Le teorie lombrosiane secondo cui alcune caratteristiche della fisionomia rispecchiano tratti del carattere non sarebbero del tutto infondate, almeno secondo quanto sostiene un team di scienziati della University of Western Australia, guidati da Leigh Simmons.

A quanto pare in un viso maschile determinati lineamenti quali una mascella ampia o marcata, un mento quadrato, una fronte prominente devono subito far suonare un campanello di allarme: sono segnali di chiara propensione al tradimento.

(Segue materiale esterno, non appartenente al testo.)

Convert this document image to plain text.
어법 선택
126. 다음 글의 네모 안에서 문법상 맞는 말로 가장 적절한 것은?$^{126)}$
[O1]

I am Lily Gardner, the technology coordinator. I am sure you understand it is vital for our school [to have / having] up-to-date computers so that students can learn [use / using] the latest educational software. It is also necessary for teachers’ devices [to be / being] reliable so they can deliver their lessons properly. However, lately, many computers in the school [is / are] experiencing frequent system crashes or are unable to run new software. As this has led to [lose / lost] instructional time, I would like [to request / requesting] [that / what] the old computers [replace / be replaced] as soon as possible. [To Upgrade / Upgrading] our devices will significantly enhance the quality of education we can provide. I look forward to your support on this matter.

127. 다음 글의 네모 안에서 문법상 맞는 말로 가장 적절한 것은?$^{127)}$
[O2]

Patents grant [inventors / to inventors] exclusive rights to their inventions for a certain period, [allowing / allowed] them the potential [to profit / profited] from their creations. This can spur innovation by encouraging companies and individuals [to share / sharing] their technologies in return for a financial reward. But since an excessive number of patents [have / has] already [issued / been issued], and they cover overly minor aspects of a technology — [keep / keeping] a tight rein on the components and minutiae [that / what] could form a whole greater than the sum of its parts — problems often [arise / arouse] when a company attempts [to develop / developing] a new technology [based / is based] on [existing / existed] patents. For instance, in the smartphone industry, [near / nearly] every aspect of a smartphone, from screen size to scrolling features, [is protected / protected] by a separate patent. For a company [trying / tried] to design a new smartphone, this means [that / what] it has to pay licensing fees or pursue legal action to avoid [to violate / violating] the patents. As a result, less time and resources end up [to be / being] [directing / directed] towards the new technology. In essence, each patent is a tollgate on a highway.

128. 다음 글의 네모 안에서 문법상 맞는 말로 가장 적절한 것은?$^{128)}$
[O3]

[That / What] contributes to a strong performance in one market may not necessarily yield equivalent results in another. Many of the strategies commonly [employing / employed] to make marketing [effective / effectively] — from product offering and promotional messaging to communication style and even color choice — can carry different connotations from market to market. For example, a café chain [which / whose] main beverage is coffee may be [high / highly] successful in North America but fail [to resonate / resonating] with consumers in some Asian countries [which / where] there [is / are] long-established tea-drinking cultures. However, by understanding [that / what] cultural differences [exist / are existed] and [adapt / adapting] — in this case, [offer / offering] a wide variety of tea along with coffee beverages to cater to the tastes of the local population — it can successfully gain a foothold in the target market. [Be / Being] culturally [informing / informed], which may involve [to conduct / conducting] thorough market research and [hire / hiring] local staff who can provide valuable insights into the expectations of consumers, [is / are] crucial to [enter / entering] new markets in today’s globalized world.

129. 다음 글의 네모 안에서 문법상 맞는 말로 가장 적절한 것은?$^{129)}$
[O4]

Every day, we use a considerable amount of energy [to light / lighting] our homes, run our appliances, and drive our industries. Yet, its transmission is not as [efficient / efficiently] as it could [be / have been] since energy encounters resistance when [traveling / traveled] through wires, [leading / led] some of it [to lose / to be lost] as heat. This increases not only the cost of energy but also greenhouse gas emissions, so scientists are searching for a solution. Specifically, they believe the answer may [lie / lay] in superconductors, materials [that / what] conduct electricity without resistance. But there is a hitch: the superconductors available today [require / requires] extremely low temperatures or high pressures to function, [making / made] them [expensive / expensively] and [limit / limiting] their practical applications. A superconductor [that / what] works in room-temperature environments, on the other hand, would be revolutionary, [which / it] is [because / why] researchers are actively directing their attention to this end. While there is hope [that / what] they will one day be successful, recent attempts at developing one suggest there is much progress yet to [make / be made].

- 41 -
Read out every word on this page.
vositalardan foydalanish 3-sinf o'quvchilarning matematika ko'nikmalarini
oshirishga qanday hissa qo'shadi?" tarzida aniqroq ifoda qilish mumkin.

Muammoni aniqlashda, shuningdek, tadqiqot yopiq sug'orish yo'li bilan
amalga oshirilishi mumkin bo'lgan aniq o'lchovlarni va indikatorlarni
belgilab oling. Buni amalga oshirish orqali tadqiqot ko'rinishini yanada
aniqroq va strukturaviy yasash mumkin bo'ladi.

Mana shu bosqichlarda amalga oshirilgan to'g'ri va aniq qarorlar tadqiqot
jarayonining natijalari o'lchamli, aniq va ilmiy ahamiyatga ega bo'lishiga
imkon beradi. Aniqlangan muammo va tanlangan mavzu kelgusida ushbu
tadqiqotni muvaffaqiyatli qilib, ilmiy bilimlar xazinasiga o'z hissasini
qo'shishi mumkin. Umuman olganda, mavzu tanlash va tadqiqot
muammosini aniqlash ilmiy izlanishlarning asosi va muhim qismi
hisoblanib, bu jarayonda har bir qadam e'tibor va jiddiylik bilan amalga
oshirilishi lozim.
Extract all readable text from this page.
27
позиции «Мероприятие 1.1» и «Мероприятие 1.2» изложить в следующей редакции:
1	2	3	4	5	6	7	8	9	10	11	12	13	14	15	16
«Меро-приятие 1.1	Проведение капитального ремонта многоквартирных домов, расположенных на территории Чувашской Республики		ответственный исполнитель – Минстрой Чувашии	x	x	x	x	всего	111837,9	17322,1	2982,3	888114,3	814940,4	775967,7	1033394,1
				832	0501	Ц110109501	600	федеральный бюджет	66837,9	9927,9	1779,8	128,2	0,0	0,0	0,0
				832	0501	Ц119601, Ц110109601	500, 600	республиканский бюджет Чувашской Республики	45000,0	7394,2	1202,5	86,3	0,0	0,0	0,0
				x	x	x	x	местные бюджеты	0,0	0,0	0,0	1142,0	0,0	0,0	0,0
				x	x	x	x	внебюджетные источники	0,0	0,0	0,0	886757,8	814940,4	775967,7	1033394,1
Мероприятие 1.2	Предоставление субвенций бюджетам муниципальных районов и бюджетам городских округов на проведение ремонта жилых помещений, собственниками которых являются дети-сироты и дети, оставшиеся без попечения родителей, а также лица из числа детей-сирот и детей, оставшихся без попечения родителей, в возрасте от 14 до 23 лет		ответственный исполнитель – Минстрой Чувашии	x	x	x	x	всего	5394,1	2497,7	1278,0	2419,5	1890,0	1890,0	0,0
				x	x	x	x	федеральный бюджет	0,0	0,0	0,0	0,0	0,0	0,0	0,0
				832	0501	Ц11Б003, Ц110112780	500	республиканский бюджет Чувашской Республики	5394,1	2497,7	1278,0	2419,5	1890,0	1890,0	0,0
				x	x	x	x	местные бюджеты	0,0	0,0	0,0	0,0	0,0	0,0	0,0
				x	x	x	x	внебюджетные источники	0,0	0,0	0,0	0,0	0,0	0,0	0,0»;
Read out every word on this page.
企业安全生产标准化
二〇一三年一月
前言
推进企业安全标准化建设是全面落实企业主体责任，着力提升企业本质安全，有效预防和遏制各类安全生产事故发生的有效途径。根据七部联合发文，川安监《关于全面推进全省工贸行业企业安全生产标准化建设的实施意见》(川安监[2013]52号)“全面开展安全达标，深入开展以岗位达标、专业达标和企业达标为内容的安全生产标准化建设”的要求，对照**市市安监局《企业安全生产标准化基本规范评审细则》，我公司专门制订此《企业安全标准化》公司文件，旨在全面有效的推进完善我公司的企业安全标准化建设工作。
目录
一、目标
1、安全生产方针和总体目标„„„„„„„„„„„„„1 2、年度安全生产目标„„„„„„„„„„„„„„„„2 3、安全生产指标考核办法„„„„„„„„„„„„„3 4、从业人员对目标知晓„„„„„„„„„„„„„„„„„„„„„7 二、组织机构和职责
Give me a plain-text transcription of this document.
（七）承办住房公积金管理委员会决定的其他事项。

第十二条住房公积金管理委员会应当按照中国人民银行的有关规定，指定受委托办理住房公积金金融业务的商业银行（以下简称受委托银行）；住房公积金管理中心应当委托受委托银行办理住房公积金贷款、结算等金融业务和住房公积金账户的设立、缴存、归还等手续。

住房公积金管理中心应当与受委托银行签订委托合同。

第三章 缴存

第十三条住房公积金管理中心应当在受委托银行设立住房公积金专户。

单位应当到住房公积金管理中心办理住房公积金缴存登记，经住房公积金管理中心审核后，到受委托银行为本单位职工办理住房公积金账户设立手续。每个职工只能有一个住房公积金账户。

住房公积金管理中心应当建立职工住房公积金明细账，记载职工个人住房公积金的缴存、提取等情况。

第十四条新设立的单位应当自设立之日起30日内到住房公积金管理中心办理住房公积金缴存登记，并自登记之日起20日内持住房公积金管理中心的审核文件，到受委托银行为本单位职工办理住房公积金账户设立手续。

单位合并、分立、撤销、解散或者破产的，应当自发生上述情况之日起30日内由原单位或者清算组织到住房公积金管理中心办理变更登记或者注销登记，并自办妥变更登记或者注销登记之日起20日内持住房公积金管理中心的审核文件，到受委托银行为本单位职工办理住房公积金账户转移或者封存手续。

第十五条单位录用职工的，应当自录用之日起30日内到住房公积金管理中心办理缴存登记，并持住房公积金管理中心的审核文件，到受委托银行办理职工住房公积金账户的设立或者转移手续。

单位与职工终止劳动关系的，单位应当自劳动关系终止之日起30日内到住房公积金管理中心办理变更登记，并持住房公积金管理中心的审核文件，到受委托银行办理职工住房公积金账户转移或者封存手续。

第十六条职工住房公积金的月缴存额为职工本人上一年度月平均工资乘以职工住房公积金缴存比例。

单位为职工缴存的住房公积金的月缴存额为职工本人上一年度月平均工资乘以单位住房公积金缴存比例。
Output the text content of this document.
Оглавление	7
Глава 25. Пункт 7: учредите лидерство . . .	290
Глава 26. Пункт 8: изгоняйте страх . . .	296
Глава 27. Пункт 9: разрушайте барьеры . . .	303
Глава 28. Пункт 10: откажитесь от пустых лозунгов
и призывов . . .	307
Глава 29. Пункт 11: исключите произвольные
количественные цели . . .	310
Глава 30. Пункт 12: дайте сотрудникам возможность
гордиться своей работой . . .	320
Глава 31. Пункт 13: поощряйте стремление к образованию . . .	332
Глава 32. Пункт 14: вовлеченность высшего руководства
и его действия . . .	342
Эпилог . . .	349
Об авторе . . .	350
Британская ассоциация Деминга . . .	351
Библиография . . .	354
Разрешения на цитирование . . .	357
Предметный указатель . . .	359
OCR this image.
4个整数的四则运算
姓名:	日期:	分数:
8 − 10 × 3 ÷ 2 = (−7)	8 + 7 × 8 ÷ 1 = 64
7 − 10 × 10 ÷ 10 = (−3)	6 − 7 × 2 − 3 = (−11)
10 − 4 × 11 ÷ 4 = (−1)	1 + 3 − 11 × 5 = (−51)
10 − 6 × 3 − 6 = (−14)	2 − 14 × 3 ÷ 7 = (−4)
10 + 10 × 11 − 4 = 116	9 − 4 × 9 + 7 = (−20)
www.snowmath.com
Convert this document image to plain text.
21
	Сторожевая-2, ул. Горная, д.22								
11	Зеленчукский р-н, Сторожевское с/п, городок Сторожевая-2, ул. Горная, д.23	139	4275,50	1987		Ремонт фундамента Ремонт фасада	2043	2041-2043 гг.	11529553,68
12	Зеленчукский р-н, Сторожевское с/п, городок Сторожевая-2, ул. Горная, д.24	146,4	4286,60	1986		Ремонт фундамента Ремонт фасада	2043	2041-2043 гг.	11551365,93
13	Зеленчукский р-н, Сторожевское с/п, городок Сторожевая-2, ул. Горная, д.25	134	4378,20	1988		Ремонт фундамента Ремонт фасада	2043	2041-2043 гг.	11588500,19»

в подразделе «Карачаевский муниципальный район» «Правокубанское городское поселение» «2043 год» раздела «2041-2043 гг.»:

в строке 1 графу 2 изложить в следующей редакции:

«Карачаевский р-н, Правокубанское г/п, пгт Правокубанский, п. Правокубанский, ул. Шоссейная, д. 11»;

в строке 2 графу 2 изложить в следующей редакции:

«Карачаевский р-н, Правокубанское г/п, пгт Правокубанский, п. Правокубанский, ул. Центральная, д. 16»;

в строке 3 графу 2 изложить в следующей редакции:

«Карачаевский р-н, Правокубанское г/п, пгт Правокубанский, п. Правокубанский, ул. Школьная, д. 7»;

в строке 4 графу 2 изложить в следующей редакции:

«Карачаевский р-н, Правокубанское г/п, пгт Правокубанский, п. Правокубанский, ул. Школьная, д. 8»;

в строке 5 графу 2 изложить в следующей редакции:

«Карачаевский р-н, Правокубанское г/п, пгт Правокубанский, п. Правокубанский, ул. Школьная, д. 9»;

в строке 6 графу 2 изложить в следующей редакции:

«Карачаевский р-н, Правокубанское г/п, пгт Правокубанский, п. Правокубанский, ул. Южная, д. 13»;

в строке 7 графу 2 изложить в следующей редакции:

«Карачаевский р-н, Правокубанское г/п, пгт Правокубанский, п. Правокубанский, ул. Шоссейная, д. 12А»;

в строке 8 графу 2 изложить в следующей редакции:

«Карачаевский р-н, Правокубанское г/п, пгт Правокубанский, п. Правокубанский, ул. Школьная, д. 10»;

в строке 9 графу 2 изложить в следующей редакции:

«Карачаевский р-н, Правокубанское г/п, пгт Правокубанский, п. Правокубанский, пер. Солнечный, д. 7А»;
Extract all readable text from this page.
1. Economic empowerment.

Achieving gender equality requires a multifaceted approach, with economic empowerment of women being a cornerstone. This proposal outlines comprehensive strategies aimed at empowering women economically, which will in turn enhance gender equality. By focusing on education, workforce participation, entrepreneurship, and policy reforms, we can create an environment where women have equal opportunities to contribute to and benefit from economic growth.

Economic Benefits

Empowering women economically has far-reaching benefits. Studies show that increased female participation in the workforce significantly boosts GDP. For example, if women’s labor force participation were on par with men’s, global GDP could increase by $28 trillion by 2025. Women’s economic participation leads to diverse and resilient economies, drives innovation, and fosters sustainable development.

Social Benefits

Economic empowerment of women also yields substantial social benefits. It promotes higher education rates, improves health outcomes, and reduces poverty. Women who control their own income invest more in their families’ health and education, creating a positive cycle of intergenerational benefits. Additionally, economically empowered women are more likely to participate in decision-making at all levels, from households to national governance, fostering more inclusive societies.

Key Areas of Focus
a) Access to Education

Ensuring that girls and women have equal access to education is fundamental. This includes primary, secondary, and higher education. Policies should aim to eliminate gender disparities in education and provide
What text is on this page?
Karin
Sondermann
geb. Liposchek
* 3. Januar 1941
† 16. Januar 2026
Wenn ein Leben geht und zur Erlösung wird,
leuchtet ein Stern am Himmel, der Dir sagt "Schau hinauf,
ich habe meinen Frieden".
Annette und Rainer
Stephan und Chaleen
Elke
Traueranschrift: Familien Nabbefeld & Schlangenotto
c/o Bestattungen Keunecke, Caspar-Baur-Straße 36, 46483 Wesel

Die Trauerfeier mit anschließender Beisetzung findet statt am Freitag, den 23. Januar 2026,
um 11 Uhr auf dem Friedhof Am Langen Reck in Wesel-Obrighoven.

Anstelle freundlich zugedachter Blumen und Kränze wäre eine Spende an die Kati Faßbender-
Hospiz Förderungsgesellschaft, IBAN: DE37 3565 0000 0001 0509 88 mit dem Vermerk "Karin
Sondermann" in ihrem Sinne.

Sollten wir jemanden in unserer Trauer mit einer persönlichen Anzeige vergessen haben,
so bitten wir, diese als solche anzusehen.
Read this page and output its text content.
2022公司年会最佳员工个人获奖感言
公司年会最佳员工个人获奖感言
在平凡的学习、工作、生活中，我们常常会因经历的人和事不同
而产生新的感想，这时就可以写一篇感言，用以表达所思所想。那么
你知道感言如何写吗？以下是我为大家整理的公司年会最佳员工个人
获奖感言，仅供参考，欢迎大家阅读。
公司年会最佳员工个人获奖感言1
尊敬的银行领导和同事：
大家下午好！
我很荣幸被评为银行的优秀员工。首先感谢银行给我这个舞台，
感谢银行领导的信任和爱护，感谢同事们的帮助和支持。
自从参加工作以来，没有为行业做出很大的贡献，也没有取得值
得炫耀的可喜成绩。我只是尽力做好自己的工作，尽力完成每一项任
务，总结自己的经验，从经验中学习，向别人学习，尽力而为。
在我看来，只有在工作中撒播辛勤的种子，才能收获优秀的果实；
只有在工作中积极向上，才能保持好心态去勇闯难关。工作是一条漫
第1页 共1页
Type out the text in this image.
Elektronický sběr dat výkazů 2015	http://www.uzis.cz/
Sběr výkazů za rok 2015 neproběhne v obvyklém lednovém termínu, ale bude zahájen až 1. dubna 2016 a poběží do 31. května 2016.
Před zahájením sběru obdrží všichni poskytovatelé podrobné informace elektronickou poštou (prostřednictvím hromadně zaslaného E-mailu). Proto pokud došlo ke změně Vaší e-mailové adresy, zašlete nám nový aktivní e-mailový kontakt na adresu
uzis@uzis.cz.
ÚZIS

Tipiche caratteristiche di un uomo "macho", sono generalmente associate a un’alta quantità di testosterone, l’ormone del desiderio che di solito non invoglia alla fedeltà.
 

Non che le donne siano completamente sprovvedute quando si tratta di riconoscere la fisionomia di un maschio potenzialmente infedele di cui hanno poche informazioni: pere che l’evoluzione abbia sviluppato in in loro questa capacità per evitare il pericolo di  essere abbandonate con prole a carico da un uomo farfallone.

E’ per questo, sostengono gli studiosi, che quando si tratta di avere una piacevole quanto fugace avventura le donne scelgono il macho bellone; quando invece è il momento di mettere su famiglia e si cerca l’uomo giusto, si preferisce un uomo più timido e goffo, ma senz’altro più affidabile.